Gina Wingood, ScD, MPH

Co-Director, HIV Center for Clinical and Behavioral Studies
Endowed Sidney and Helaine Lerner Professor of Public Health Promotion, Department of Sociomedical Sciences, Mailman School of Public Health (MSPH), Columbia University


Gina Wingood, ScD, MPH, received her MPH from UC Berkeley, and her ScD, from Harvard University, Chan School of Public Health in Society and Health (currently known as Social and Behavioral Sciences).  Dr. Wingood is the Sidney and Helaine Lerner Endowed Professor of Public Health Promotion, and Professor in the Department of Sociomedical Sciences, Mailman School of Public Health (MSPH), Columbia University. Dr. Wingood also serves as the Founding Director of the Lerner Center for Public Health Promotion. The Lerner Center conducts research in health communications, and designing and disseminating evidence-based public health programs. Dr. Wingood is Co-Director (with Dr. Claude Mellins) of the HIV Center for Clinical and Behavioral Studies, in this role she collaborates with all cores, especially the Health Equity Core.  In service, Dr. Wingood served committee’s that are advisory to the Columbia University Provost, as a member of Tenure, Review and Promotion Committee, and as a member of Columbia University’s Community Advisory Council to review and assess community-facing programs around the University.  Dr. Wingood is an African American scholar and an expert in HIV/AIDS prevention and social determinants of HIV.

Over the past 30 years Dr. Wingood’s research has focused on designing, implementing, evaluating, and disseminating individual, dyadic, and institutional level interventions for African American women. The Centers for Disease Control and Prevention (CDC) defined six of her HIV prevention interventions for women as evidence-based interventions.
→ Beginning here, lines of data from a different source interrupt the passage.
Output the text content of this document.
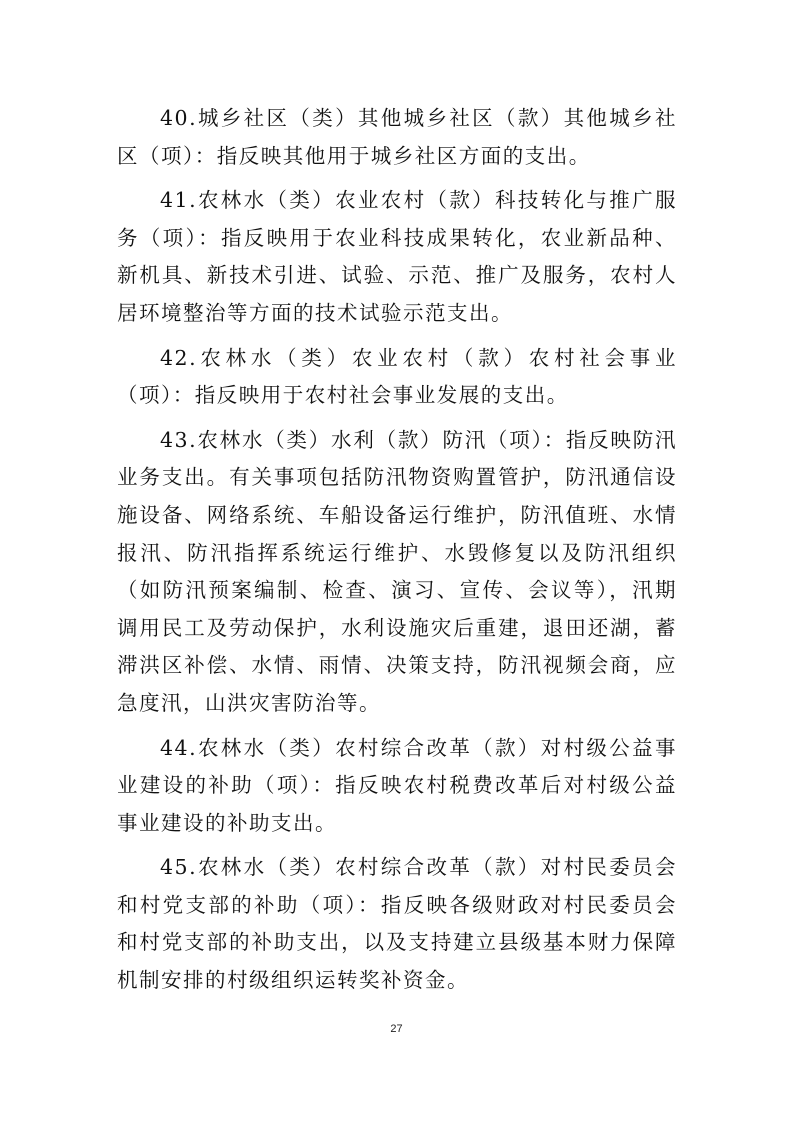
40.城乡社区（类）其他城乡社区（款）其他城乡社区（项）：指反映其他用于城乡社区方面的支出。

41.农林水（类）农业农村（款）科技转化与推广服务（项）：指反映用于农业科技成果转化，农业新品种、新机具、新技术引进、试验、示范、推广及服务，农村人居环境整治等方面的技术试验示范支出。

42.农林水（类）农业农村（款）农村社会事业（项）：指反映用于农村社会事业发展的支出。

43.农林水（类）水利（款）防汛（项）：指反映防汛业务支出。有关事项包括防汛物资购置管护，防汛通信设施设备、网络系统、车船设备运行维护，防汛值班、水情报汛、防汛指挥系统运行维护、水毁修复以及防汛组织（如防汛预案编制、检查、演习、宣传、会议等），汛期调用民工及劳动保护，水利设施灾后重建，退田还湖，蓄滞洪区补偿、水情、雨情、决策支持，防汛视频会商，应急度汛，山洪灾害防治等。

44.农林水（类）农村综合改革（款）对村级公益事业建设的补助（项）：指反映农村税费改革后对村级公益事业建设的补助支出。

45.农林水（类）农村综合改革（款）对村民委员会和村党支部的补助（项）：指反映各级财政对村民委员会和村党支部的补助支出，以及支持建立县级基本财力保障机制安排的村级组织运转奖补资金。

27
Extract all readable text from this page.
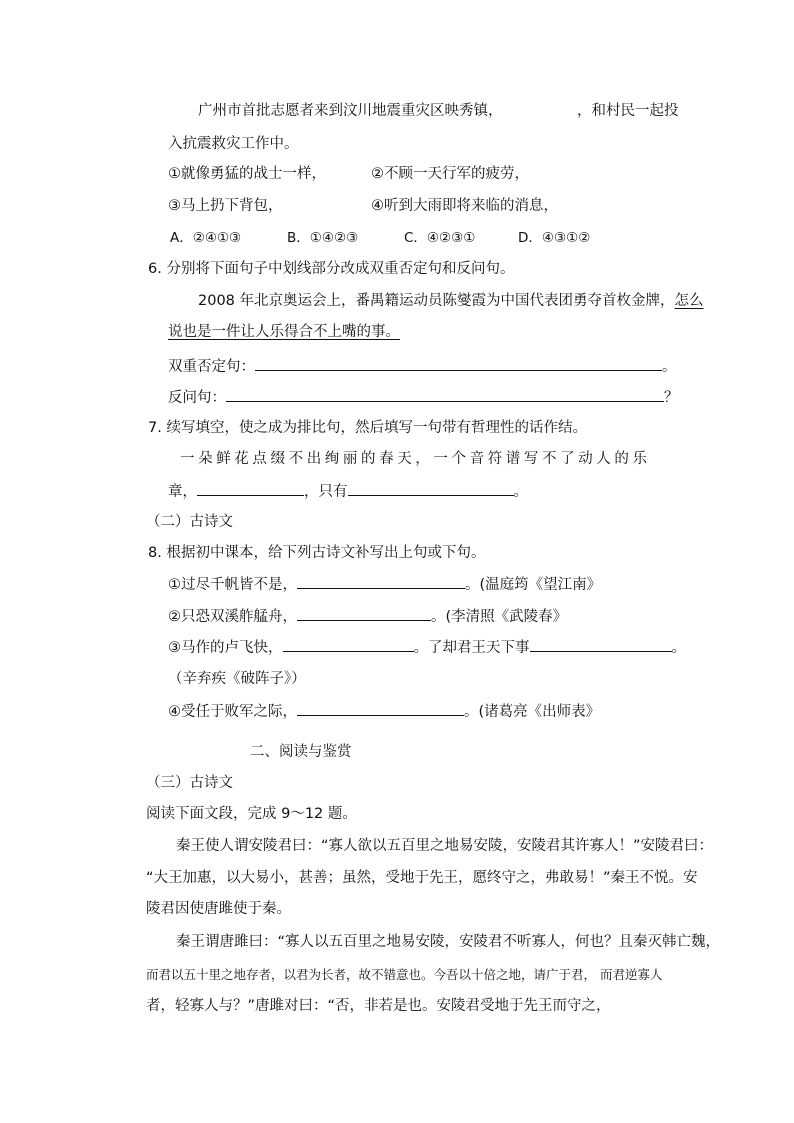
广州市首批志愿者来到汶川地震重灾区映秀镇，	，和村民一起投
入抗震救灾工作中。
①就像勇猛的战士一样，	②不顾一天行军的疲劳，
③马上扔下背包，	④听到大雨即将来临的消息，
A．②④①③	B．①④②③	C．④②③①	D．④③①②
6. 分别将下面句子中划线部分改成双重否定句和反问句。
2008 年北京奥运会上，番禺籍运动员陈燮霞为中国代表团勇夺首枚金牌，怎么
说也是一件让人乐得合不上嘴的事。
双重否定句：	。
反问句：	？
7. 续写填空，使之成为排比句，然后填写一句带有哲理性的话作结。
一朵鲜花点缀不出绚丽的春天，一个音符谱写不了动人的乐
章，	，只有	。
（二）古诗文
8. 根据初中课本，给下列古诗文补写出上句或下句。
①过尽千帆皆不是，	。(温庭筠《望江南》
②只恐双溪舴艋舟，	。(李清照《武陵春》
③马作的卢飞快，	。了却君王天下事	。
（辛弃疾《破阵子》）
④受任于败军之际，	。(诸葛亮《出师表》
二、阅读与鉴赏
（三）古诗文
阅读下面文段，完成 9～12 题。
秦王使人谓安陵君曰：“寡人欲以五百里之地易安陵，安陵君其许寡人！”安陵君曰：
“大王加惠，以大易小，甚善；虽然，受地于先王，愿终守之，弗敢易！”秦王不悦。安
陵君因使唐雎使于秦。
秦王谓唐雎曰：“寡人以五百里之地易安陵，安陵君不听寡人，何也？且秦灭韩亡魏，
而君以五十里之地存者，以君为长者，故不错意也。今吾以十倍之地，请广于君， 而君逆寡人
者，轻寡人与？”唐雎对曰：“否，非若是也。安陵君受地于先王而守之，
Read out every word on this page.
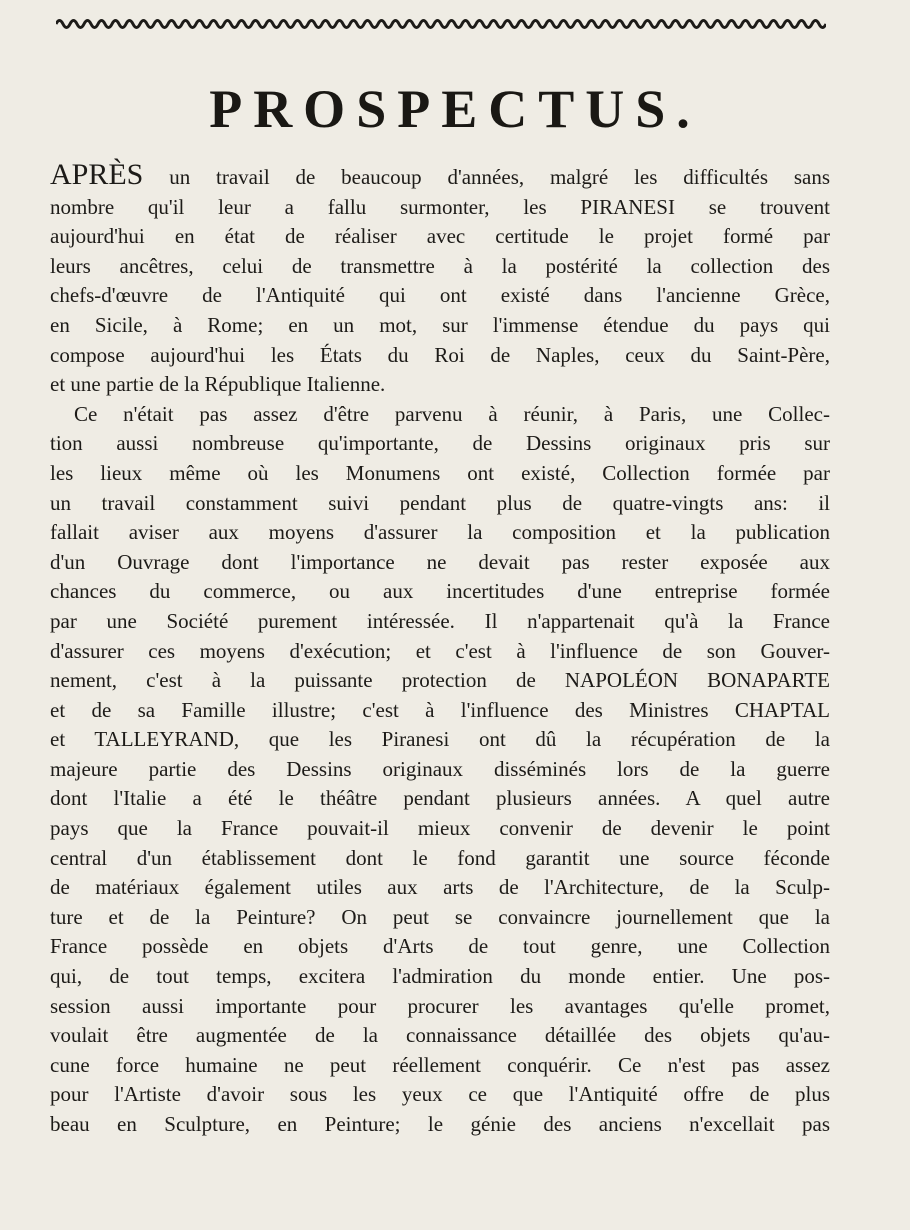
PROSPECTUS.
APRÈS un travail de beaucoup d'années, malgré les difficultés sans
nombre qu'il leur a fallu surmonter, les PIRANESI se trouvent
aujourd'hui en état de réaliser avec certitude le projet formé par
leurs ancêtres, celui de transmettre à la postérité la collection des
chefs-d'œuvre de l'Antiquité qui ont existé dans l'ancienne Grèce,
en Sicile, à Rome; en un mot, sur l'immense étendue du pays qui
compose aujourd'hui les États du Roi de Naples, ceux du Saint-Père,
et une partie de la République Italienne.
Ce n'était pas assez d'être parvenu à réunir, à Paris, une Collec-
tion aussi nombreuse qu'importante, de Dessins originaux pris sur
les lieux même où les Monumens ont existé, Collection formée par
un travail constamment suivi pendant plus de quatre-vingts ans: il
fallait aviser aux moyens d'assurer la composition et la publication
d'un Ouvrage dont l'importance ne devait pas rester exposée aux
chances du commerce, ou aux incertitudes d'une entreprise formée
par une Société purement intéressée. Il n'appartenait qu'à la France
d'assurer ces moyens d'exécution; et c'est à l'influence de son Gouver-
nement, c'est à la puissante protection de NAPOLÉON BONAPARTE
et de sa Famille illustre; c'est à l'influence des Ministres CHAPTAL
et TALLEYRAND, que les Piranesi ont dû la récupération de la
majeure partie des Dessins originaux disséminés lors de la guerre
dont l'Italie a été le théâtre pendant plusieurs années. A quel autre
pays que la France pouvait-il mieux convenir de devenir le point
central d'un établissement dont le fond garantit une source féconde
de matériaux également utiles aux arts de l'Architecture, de la Sculp-
ture et de la Peinture? On peut se convaincre journellement que la
France possède en objets d'Arts de tout genre, une Collection
qui, de tout temps, excitera l'admiration du monde entier. Une pos-
session aussi importante pour procurer les avantages qu'elle promet,
voulait être augmentée de la connaissance détaillée des objets qu'au-
cune force humaine ne peut réellement conquérir. Ce n'est pas assez
pour l'Artiste d'avoir sous les yeux ce que l'Antiquité offre de plus
beau en Sculpture, en Peinture; le génie des anciens n'excellait pas
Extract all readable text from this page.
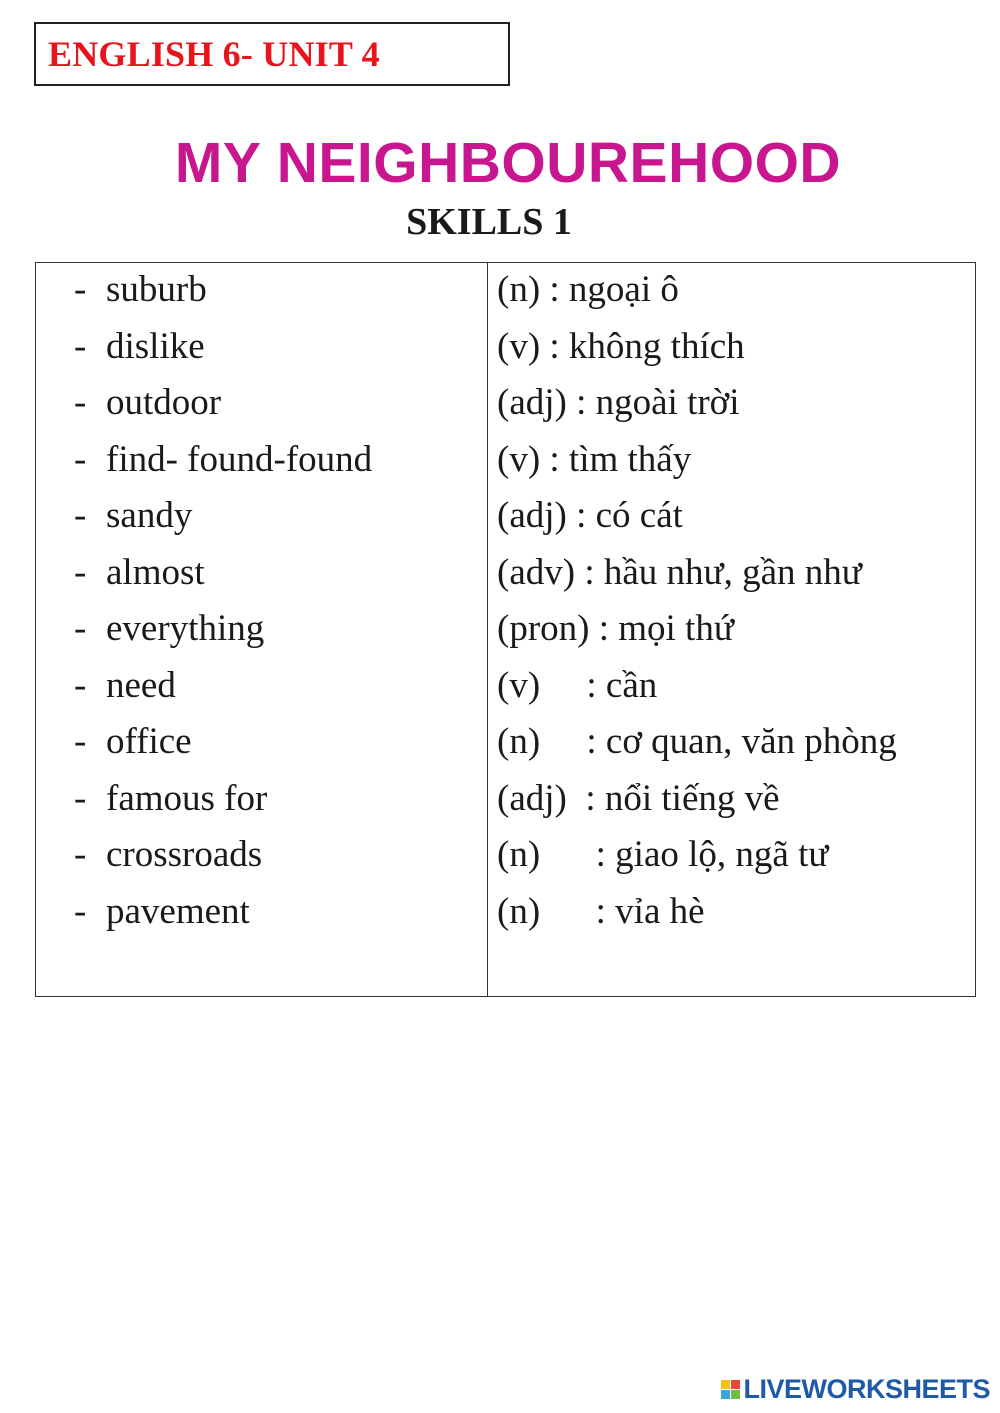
ENGLISH 6- UNIT 4
MY NEIGHBOUREHOOD
SKILLS 1
- suburb
- dislike
- outdoor
- find- found-found
- sandy
- almost
- everything
- need
- office
- famous for
- crossroads
- pavement
(n) : ngoại ô
(v) : không thích
(adj) : ngoài trời
(v) : tìm thấy
(adj) : có cát
(adv) : hầu như, gần như
(pron) : mọi thứ
(v)     : cần
(n)     : cơ quan, văn phòng
(adj)  : nổi tiếng về
(n)      : giao lộ, ngã tư
(n)      : vỉa hè
LIVEWORKSHEETS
My CDC-defined SISTA intervention is the most widely disseminated HIV intervention for African American women nationally.  She has served as PI or Multiple PI (MPI) on numerous NIH-funded studies, including the Women’s Interagency HIV Study, Faith-based HIV Prevention for African American Women, NIMH Multisite HIV/STD Prevention Trial for African American Couples (U10 MH064393), National Survey on HIV Risk for African American and White Women (R01HD041716), and HIV Prevention for Xhosa Speaking Women in South Africa (P30 A1050409). Further, she is the lead developer of the adaptation framework, known as ADAPT-ITT. This framework is the most widely used adaptation framework in the field of HIV and has been used to enhance cultural relevancy and fit of evidence-based HIV interventions. Dr. Wingood has published more than 350 peer-reviewed papers and served as PI or Co-PI on more than 20 NIH-funded grants. Currently, she is an MPI for the Atlanta site, on the NIH-funded MACS/WIHS Combined Cohort Study (U01HL146241). This is the largest and longest running study of men and women living and at risk of HIV. Since July 2021, she has served as the PI/Director of the NIH-funded T32 on Social Determinants of HIV (T32MH128395). The goal of this underrepresented pre-doctoral program is to prepare students for research and teaching careers that examine social determinants of HIV, and structural factors that influence HIV, nationally and globally.